Leyendo anoche al jesuita Acosta, que, como ustedes saben, escribió largo y menudo sobre los sucesos de la conquista, tropecé con una historia, y díjeme: «Ya pareció aquello -o lo que es lo mismo, aunque no lo diga el padre Acosta-: cata el origen de la frasecilla en cuestión, para la cual voy a reclamar ante la Real Academia de la Lengua los honores de peruanismo».
Y esto dicho, basta de circunloquio y vamos a lo principal.
Creo haber contado antes de ahora, y por si lo dejé en el tintero aquí lo estampo, que cuando los conquistadores se apoderaron del Perú no eran en él conocidos el trigo, el arroz, la cebada, la caña de azúcar, lechuga, rábanos, coles, espárragos, ajos, cebollas, berenjenas, hierbabuena, garbanzos, lentejas, habas, mostaza, anís, alhucema, cominos, orégano, ajonjolí, ni otros productos de la tierra, que sería largo enumerar. En cuanto al frísol o fréjol lo teníamos en casa, así como otras variadas producciones y frutas por las que los españoles se chupaban los dedos de gusto.
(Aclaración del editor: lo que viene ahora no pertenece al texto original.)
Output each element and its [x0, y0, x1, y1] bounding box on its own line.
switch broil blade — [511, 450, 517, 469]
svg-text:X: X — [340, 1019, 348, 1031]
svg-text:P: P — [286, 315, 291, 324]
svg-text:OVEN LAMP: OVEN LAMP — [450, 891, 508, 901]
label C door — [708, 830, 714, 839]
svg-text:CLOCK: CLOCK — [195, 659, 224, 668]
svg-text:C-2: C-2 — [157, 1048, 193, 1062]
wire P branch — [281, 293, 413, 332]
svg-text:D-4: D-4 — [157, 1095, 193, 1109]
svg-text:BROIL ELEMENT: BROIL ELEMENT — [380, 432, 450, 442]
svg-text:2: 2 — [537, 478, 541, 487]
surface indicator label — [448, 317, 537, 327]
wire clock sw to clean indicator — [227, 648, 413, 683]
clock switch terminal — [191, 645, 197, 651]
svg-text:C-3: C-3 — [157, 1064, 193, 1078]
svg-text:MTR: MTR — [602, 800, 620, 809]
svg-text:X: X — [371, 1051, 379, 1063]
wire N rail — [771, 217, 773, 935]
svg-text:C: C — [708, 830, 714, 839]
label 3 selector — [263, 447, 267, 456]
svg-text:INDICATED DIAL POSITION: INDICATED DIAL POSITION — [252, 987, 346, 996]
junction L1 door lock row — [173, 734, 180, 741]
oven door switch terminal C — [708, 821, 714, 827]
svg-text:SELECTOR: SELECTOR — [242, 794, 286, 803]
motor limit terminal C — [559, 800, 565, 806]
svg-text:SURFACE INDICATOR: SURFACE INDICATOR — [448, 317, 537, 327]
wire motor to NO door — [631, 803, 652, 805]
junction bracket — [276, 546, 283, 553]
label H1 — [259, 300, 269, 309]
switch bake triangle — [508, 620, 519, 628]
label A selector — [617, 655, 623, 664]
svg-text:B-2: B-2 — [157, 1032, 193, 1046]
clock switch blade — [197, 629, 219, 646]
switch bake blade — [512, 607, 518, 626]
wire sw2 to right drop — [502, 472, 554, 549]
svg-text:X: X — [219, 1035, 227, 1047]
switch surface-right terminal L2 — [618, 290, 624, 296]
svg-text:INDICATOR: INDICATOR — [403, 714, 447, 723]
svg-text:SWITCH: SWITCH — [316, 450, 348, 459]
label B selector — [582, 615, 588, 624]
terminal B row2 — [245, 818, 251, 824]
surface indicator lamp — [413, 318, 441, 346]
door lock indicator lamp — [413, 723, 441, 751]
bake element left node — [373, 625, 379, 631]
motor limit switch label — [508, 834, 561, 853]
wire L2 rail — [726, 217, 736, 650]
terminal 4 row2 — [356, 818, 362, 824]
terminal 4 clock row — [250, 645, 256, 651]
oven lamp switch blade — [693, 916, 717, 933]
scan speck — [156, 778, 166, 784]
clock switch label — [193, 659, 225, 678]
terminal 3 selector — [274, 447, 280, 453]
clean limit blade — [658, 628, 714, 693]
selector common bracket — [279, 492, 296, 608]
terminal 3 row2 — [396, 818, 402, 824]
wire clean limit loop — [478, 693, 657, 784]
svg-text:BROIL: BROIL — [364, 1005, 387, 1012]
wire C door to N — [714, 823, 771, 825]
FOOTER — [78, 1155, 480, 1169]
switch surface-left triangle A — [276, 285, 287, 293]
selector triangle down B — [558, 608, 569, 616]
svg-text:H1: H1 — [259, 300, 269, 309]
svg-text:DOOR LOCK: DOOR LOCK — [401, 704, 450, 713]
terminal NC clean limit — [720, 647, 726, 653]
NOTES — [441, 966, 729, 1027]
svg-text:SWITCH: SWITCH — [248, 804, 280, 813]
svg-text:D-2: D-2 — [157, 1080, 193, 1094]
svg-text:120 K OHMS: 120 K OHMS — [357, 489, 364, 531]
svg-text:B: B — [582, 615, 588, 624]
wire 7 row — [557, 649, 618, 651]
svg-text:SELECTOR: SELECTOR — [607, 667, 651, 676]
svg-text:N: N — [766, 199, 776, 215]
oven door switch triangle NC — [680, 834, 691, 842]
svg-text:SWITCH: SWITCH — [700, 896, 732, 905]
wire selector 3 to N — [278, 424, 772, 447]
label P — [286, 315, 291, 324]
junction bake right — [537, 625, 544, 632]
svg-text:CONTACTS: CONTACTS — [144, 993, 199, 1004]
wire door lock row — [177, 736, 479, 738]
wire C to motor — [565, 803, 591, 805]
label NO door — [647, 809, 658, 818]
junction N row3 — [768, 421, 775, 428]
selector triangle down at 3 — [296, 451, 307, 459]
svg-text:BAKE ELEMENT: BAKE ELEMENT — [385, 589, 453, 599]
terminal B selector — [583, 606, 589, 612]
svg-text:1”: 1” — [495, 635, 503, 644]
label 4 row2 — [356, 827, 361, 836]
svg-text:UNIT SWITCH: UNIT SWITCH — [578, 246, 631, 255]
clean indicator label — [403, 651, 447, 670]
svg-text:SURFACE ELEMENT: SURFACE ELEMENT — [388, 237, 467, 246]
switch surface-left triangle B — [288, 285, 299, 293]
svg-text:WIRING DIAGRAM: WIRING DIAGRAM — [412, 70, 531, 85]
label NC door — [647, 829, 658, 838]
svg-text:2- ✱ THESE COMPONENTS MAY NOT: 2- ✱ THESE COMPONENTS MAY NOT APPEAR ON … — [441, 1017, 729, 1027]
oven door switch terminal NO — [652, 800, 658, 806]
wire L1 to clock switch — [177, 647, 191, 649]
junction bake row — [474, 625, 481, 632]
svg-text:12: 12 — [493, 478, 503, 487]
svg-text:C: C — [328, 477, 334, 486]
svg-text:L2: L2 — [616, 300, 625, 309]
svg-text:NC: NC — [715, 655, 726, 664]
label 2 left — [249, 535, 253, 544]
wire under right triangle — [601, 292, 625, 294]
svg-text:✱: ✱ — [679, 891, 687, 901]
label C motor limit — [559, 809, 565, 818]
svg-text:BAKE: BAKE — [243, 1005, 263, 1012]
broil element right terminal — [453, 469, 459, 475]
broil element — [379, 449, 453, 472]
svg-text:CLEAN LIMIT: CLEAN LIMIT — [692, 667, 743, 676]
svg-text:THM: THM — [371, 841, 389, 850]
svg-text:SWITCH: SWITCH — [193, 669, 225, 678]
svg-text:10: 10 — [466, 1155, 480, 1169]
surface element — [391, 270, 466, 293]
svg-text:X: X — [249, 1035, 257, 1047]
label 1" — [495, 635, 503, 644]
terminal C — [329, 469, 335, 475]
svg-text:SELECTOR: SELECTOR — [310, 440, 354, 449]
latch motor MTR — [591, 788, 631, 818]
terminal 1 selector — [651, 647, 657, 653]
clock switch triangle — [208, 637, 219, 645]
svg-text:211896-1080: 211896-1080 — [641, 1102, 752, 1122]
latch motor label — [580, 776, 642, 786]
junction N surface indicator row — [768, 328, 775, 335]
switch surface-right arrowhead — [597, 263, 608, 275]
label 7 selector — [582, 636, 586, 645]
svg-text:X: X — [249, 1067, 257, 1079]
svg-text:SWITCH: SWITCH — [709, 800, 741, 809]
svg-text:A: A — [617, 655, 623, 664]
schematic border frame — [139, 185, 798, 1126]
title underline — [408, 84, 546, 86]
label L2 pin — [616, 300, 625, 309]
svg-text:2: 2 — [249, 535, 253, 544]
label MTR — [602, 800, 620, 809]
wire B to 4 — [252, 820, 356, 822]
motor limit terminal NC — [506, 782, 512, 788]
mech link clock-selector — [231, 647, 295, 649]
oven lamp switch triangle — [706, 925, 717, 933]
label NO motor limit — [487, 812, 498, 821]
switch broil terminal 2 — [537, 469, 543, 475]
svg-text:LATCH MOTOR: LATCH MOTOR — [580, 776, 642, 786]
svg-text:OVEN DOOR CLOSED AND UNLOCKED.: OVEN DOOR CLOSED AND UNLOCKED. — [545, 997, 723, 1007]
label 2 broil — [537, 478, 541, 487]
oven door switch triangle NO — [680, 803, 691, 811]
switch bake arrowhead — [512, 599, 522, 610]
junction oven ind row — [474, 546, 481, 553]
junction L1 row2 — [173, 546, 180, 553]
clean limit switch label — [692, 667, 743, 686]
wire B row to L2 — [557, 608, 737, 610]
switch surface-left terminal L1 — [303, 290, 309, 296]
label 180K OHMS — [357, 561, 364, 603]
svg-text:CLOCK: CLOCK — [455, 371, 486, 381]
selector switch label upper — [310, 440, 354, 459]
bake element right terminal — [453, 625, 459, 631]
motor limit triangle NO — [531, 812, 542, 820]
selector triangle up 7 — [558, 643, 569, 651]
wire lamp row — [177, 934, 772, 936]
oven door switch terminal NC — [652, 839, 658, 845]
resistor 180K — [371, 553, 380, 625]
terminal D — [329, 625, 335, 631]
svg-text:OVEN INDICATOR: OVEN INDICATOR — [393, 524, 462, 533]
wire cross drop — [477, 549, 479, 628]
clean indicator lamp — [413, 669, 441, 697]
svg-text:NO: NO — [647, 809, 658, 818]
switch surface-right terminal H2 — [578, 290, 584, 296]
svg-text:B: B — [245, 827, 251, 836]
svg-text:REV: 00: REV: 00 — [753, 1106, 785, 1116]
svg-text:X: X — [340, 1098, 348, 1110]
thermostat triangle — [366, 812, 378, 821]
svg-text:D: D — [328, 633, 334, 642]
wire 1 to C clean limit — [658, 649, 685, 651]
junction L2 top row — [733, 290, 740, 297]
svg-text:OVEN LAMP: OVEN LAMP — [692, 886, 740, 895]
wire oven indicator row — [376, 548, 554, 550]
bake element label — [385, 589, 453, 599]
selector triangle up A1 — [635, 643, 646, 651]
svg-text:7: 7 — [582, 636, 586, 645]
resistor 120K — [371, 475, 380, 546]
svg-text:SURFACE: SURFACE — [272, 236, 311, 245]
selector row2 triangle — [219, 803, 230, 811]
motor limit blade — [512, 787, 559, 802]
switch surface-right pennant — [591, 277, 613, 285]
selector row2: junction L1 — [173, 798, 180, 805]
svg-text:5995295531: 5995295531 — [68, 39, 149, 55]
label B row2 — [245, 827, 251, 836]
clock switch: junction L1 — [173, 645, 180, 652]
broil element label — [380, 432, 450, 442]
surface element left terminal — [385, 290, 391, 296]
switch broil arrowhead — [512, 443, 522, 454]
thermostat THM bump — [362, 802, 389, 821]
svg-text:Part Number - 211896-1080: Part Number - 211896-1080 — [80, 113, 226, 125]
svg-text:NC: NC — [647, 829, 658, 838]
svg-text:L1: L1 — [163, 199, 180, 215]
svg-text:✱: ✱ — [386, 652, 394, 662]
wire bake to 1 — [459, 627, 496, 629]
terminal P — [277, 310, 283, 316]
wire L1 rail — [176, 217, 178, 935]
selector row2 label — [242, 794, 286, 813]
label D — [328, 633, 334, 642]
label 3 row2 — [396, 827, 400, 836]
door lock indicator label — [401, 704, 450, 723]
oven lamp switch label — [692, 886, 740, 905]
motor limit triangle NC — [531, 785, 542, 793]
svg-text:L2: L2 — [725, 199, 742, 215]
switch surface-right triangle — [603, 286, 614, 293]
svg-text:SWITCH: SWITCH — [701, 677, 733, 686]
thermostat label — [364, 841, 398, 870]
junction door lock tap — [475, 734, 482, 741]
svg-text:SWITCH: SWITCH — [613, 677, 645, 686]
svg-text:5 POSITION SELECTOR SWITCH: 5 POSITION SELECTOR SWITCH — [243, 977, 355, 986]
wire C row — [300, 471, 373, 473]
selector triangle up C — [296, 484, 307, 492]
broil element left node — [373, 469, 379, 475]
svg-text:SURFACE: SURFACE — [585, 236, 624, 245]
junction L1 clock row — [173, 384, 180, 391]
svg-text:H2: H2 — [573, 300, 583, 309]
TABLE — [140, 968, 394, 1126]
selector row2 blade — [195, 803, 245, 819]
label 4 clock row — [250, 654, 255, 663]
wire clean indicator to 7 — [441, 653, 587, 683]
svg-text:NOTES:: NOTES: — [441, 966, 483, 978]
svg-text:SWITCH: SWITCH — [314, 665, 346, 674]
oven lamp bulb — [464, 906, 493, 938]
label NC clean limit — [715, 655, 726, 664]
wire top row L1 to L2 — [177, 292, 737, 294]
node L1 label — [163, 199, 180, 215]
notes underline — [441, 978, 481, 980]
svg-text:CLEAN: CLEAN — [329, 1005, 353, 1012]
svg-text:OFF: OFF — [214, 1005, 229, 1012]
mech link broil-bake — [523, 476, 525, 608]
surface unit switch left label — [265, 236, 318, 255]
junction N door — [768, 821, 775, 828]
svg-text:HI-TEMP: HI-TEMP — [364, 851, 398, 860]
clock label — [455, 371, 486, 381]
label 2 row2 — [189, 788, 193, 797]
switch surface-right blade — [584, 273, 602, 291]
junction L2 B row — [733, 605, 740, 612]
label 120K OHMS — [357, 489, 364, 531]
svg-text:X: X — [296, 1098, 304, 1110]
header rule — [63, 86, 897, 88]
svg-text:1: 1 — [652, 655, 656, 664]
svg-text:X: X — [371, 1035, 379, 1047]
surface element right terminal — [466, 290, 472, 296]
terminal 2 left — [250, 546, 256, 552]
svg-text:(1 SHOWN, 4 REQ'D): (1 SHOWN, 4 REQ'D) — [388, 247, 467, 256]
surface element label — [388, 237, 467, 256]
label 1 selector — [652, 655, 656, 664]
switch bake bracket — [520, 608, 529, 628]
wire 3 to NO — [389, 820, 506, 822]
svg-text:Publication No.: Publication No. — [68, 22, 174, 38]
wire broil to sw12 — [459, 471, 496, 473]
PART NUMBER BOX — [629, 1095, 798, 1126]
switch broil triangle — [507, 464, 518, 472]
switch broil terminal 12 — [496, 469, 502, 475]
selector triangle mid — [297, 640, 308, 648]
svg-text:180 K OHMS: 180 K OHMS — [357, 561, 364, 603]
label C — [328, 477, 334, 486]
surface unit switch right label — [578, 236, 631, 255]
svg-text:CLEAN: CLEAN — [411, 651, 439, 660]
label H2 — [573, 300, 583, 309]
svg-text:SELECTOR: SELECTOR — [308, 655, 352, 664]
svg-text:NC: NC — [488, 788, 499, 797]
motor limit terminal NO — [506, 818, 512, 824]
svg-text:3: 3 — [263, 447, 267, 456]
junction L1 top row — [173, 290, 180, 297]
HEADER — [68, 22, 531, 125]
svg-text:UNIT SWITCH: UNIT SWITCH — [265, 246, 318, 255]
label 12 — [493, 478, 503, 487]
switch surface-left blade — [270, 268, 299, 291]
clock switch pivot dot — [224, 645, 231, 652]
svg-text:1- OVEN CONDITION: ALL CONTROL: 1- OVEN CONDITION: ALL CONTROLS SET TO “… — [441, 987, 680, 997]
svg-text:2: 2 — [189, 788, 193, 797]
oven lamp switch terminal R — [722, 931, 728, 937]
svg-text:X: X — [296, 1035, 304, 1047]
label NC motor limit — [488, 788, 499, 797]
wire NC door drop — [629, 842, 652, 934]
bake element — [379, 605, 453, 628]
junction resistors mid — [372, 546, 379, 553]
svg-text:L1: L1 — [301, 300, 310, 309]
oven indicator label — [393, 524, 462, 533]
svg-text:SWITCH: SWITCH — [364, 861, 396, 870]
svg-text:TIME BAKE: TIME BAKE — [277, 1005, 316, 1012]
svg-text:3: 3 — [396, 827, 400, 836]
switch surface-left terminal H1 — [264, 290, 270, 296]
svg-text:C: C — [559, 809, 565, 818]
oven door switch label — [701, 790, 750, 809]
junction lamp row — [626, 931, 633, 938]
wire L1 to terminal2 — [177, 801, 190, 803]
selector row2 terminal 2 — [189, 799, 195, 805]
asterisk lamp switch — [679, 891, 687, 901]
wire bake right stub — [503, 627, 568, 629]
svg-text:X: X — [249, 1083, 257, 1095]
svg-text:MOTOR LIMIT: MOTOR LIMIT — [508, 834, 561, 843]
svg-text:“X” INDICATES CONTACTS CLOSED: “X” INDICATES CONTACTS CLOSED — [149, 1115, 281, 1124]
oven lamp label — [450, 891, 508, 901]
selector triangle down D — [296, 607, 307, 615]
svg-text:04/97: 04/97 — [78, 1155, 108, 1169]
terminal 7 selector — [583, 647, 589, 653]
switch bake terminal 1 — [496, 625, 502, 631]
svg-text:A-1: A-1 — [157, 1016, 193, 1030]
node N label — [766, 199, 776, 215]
Algunas de las nuevas semillas dieron en el Perú más abundante y mejor fruto que en España; y con gran seriedad y aplomo cuentan varios muy respetables cronistas e historiadores que en el valle de Azapa, jurisdicción de Arica, se produjo un rábano tan colosal, que no alcanzaba un hombre a rodearlo con los brazos, y que don García Hurtado de Mendoza, que por entonces no era aún virrey del Perú, sino gobernador de Chile, se quedó extático y con un palmo de boca abierta mirando tal maravilla. ¡Digo, si el rabanito sería pigricia!
Era don Antonio Solar por los años de 1558 uno de los vecinos más acomodados de esta ciudad de los reyes. Aunque no estuvo entre los compañeros de Pizarro en Cajamarca, llegó a tiempo para que en la repartición de la conquista le tocase una buena partija. Consistió ella en un espacioso lote para fabricar su casa en Lima, en doscientas fanegadas de feraz terreno en los valles de Supe y Barranca, y en cincuenta mitayos o indios para su servicio.
Para nuestros abuelos tenía valor de aforismo o de artículo constitucional este refranejo: «Casa en la que vivas, viña de la que bebas y tierras cuantas veas y puedas».
Don Antonio formó en Barranca una valiosa hacienda, y para dar impulso al trabajo mandó traer de España dos yuntas de bueyes, acto a que en aquellos tiempos daban los agricultores la misma importancia que en nuestros días a las maquinarias por vapor que hacen venir de Londres o de Nueva York. «Iban los indios (dice un cronista) a verlos arar, asombrados de una cosa para ellos tan monstruosa, y decían que los españoles, de haraganes, por no trabajar, empleaban aquellos grandes animales».
Fue don Antonio Solar aquel rico encomendero a quien quiso hacer ahorcar el virrey Blasco Núñez de Vela, atribuyéndole ser autor de un pasquín, en que aludiéndose a la misión reformadora que su excelencia traía, se escribió sobre la pared del tambo de Barranca: Al que me echare de mi casa y hacienda, yo lo echaré del mundo.
Y pues he empleado la voz encomendero, no estará fuera de lugar que consigne el origen de ella. En los títulos o documentos en que a cada conquistador se asignaban terrenos, poníase la siguiente cláusula: «Ítem, se os encomiendan (aquí el número) indios para que los doctrinéis en las cosas de nuestra santa fe».